/*create table f0307 (
id number
,productname varchar2(100)
,parentid number);
insert into f0307 values ( 1,'汽车',null);
insert into f0307 values ( 2,'车身',1);
insert into f0307 values ( 3,'发动机',1);
insert into f0307 values ( 4,'车门',2);
insert into f0307 values (5,'驾驶舱',2);
insert into f0307 values (6,'行李舱',2);
insert into f0307 values ( 7,'气缸',3);
insert into f0307 values ( 8,'活塞',3);*/
select * from f0307;
select * from f0307 f1 full join f0307 f2
on f1.id = f2.parentid;
-----------------------------------------------------------------------------------------------------
select distinct a.id,decode(b.parentid,null,'NULL',b.parentid) parentid,a.productname,b.orderid from
(select id,lpad(' ',level*2,' ')||productname productname
,level
from f0307
start with id = 1
connect by prior id=parentid) a
join
(with tt as(
select f2.id id2,f2.parentid parentid2,f2.productname name2,
f3.id id3,f3.parentid parentid3,f3.productname name3,
decode(f1.id,null,null,f1.id||'->')||f2.id||'->'||f3.id orderid
from f0307 f1 full join f0307 f2 on f1.id = f2.parentid
left join f0307 f3
on f2.id = f3.parentid where f1.id = 1 or f1.id is null)

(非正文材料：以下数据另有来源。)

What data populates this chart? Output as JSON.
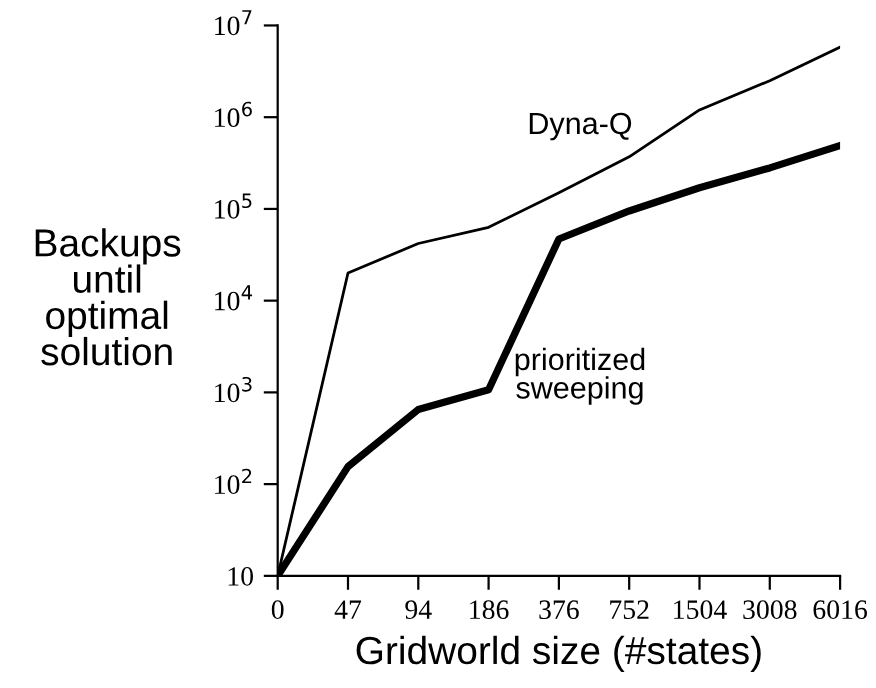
{
  "chart_data": {
    "type": "line",
    "xlabel": "Gridworld size (#states)",
    "ylabel": "Backups\nuntil\noptimal\nsolution",
    "categories": [
      "0",
      "47",
      "94",
      "186",
      "376",
      "752",
      "1504",
      "3008",
      "6016"
    ],
    "series": [
      {
        "name": "Dyna-Q",
        "color": "#000000",
        "values": [
          10,
          20000,
          42000,
          63000,
          150000,
          370000,
          1200000,
          2500000,
          5800000
        ]
      },
      {
        "name": "prioritized\nsweeping",
        "color": "#000000",
        "values": [
          10,
          155,
          650,
          1070,
          47000,
          95000,
          170000,
          280000,
          490000
        ]
      }
    ],
    "log": "y",
    "ylim": [
      10,
      10000000
    ],
    "yticks": [
      10,
      {
        "value": 100,
        "label": "10$^{2}$"
      },
      {
        "value": 1000,
        "label": "10$^{3}$"
      },
      {
        "value": 10000,
        "label": "10$^{4}$"
      },
      {
        "value": 100000,
        "label": "10$^{5}$"
      },
      {
        "value": 1000000,
        "label": "10$^{6}$"
      },
      {
        "value": 10000000,
        "label": "10$^{7}$"
      }
    ],
    "grid": false,
    "legend": false,
    "marker": "none",
    "line_style": "solid"
  }
}
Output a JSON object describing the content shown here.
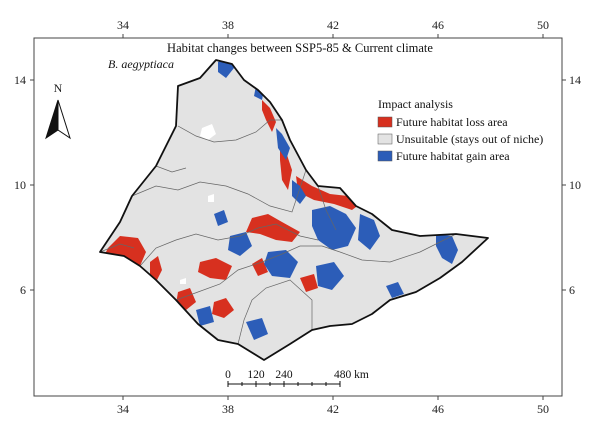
{
  "map": {
    "title": "Habitat changes between SSP5-85 & Current climate",
    "species": "B. aegyptiaca",
    "north_label": "N",
    "longitude_ticks": [
      "34",
      "38",
      "42",
      "46",
      "50"
    ],
    "latitude_ticks": [
      "14",
      "10",
      "6"
    ],
    "legend": {
      "title": "Impact analysis",
      "items": [
        {
          "label": "Future habitat loss area",
          "color": "#d7301f"
        },
        {
          "label": "Unsuitable (stays out of niche)",
          "color": "#e3e3e3"
        },
        {
          "label": "Future habitat gain area",
          "color": "#2c5db8"
        }
      ]
    },
    "scale_bar": {
      "labels": [
        "0",
        "120",
        "240",
        "480 km"
      ]
    }
  }
}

select tt.id2 id,tt.parentid2 parentid,tt.name2 productname,'1' orderid from tt where tt.id2 = 1
union all
select tt.id3,tt.parentid3,tt.name3,tt.orderid from tt where tt.id3 >=1) b
on a.id =b.id;
-----------------------------------------------QTingLJQ------------------------------------------------
select id,decode(parentid,null,'NULL',parentid) parentid,lpad(' ',level*3,' ')||productname productname,
case when level=1 then to_char(id)
when level=2 then parentid||'->'||id
when level=3 then 1||'->'||parentid||'->'||id
end orderid
from f0307
start with id=1
connect by prior id=parentid
-----------------------------------------------QTingXLJ------------------------------------------------
--sys_connect_by_path():反向拼接函数,例如sys_connect_by_path()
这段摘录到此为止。